Former Microsoft engineer Dave Plummer built a tiny text editor called TinyRetroPad. It copies the look of old-school Notepad. The finished file is just 2,686 bytes, well under three kilobytes. So it makes a simple point: a basic text editor doesn’t need telemetry, AI tips, or extra features piled on top of plain text entry.
A Return to Clear Software Boundaries
Plummer once helped build Windows Task Manager. He explained the backstory in a recent video. Microsoft used to draw clear lines between its apps. For instance, Notepad handled plain text, while WordPad handled RTF files, fonts, and richer formatting.

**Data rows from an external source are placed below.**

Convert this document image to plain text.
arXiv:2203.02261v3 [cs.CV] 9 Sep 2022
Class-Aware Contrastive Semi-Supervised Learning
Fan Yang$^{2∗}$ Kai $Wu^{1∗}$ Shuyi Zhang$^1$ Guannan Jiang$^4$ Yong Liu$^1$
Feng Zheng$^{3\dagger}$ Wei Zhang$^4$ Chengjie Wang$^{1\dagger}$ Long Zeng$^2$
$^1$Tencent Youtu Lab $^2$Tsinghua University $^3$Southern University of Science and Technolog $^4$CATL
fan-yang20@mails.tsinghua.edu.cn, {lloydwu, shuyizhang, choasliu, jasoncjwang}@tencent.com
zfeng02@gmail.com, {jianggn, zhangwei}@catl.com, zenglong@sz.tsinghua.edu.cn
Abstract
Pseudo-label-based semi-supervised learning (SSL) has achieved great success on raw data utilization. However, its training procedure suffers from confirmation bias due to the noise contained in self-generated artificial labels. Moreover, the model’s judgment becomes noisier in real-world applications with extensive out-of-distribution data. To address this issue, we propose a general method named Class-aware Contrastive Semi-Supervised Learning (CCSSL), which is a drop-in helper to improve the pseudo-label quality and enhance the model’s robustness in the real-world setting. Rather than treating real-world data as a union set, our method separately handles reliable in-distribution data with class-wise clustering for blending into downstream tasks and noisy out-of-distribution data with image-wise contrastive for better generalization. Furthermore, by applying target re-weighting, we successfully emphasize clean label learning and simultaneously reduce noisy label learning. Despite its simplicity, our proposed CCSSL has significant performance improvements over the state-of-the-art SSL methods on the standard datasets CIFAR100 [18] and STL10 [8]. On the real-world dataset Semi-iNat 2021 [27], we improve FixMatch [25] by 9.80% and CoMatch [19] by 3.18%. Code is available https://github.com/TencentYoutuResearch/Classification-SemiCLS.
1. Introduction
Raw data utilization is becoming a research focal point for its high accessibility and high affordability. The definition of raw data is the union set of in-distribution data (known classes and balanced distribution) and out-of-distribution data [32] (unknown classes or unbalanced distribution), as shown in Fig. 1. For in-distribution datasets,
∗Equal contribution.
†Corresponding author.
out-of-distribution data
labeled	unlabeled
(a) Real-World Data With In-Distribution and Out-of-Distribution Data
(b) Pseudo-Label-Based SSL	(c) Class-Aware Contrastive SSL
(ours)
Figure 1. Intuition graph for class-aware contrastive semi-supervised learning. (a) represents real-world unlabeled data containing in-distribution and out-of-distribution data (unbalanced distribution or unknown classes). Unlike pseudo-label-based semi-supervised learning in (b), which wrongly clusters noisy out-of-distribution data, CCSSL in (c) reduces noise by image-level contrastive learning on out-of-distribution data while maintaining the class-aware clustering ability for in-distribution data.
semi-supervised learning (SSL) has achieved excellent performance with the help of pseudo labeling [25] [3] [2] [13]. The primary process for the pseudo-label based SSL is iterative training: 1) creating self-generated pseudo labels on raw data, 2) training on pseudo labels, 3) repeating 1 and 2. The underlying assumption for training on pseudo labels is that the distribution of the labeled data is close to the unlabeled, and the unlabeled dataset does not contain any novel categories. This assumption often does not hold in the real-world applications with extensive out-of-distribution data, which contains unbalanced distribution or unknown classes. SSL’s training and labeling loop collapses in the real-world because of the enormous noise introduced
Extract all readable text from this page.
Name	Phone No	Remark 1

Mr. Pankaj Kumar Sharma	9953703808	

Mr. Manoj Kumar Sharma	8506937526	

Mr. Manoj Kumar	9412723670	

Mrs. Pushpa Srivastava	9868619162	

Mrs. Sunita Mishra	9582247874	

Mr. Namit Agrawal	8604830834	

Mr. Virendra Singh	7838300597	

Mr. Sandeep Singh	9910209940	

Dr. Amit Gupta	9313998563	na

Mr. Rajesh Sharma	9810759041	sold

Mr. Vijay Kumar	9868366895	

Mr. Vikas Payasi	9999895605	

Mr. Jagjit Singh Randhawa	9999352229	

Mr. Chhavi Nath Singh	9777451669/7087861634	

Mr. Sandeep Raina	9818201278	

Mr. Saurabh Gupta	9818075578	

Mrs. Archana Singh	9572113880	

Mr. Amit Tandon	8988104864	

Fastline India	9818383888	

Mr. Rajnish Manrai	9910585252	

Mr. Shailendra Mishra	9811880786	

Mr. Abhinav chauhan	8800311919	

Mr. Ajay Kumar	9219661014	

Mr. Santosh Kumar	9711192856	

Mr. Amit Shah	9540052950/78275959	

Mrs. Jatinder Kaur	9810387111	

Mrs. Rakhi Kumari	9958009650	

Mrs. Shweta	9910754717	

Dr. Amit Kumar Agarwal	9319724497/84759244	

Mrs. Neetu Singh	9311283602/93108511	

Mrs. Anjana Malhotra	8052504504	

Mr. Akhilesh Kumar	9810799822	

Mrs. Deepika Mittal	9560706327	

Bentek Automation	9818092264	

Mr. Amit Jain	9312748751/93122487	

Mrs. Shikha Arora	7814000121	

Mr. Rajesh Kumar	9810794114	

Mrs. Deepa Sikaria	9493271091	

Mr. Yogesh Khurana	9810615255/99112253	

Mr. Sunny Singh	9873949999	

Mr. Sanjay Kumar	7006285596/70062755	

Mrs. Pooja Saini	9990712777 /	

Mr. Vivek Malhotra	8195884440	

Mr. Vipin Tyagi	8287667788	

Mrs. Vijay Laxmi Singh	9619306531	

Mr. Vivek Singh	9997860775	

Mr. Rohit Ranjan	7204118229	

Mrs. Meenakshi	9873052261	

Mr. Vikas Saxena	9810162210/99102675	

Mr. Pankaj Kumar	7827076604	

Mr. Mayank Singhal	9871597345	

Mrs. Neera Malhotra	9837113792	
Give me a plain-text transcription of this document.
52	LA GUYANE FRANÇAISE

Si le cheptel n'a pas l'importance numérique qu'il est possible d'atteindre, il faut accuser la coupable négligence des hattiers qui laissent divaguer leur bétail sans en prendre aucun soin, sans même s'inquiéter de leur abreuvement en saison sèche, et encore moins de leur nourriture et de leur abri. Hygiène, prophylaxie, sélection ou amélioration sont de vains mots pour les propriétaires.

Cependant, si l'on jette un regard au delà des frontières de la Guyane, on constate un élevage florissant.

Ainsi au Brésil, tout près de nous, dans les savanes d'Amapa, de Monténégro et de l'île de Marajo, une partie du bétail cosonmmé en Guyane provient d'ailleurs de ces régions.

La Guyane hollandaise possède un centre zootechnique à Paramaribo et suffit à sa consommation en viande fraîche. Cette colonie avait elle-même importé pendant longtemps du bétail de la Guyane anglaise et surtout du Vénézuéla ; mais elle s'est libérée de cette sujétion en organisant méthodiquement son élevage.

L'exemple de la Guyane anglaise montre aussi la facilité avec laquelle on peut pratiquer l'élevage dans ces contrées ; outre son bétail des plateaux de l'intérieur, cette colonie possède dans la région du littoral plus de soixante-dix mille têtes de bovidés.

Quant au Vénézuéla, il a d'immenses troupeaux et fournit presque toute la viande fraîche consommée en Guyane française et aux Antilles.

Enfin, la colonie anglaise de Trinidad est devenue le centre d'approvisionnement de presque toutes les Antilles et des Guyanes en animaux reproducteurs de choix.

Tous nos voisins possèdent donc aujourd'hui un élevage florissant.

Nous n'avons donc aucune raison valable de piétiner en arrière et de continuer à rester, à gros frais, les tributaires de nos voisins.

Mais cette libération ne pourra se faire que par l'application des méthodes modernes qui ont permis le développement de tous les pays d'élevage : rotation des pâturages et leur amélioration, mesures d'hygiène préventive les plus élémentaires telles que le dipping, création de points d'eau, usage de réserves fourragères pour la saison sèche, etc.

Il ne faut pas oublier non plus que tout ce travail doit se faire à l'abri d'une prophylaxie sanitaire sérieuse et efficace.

Over time, though, WordPad vanished. Meanwhile, Notepad picked up features that once felt out of place in a simple editor. That list now includes Copilot-based tips.
Building TinyRetroPad
Plummer built TinyRetroPad as a fork of Matt Power’s Dave’s Tiny Editor. He wrote the code in assembly language. He also used the RICHEDIT50W piece from the Windows API.
This choice let him reuse ready-made Windows tools instead of building every feature from zero. The editor can open and save files, pick fonts, and even print. Still, Plummer called the Windows print system its own hidden world under the hood.
A Familiar Retro Look
TinyRetroPad looks like Notepad from the Windows XP days. A shared screenshot shows a plain, old-style window. An ASCII-art RetroPad logo sits at the top. Below it sits an empty document area with no modern toolbars, tips, or extra buttons.
How Small Is It, Really?
The running app takes up more space than the raw file, since Windows loads extra system parts alongside it. When reporters built the project themselves, they got a 2,794-byte file. On disk, though, it took up 4,096 bytes due to cluster size. Even so, TinyRetroPad shows that small apps can still work well without extra bloat.
A Quiet Jab at Modern Software
Today’s Notepad.exe is over 100 times bigger than TinyRetroPad. That gap doesn’t mean the standard Windows editor got 100 times more useful, though. Instead, TinyRetroPad reads like a quiet jab at modern software, where simple tools slowly turn into showcases for features nobody asked for.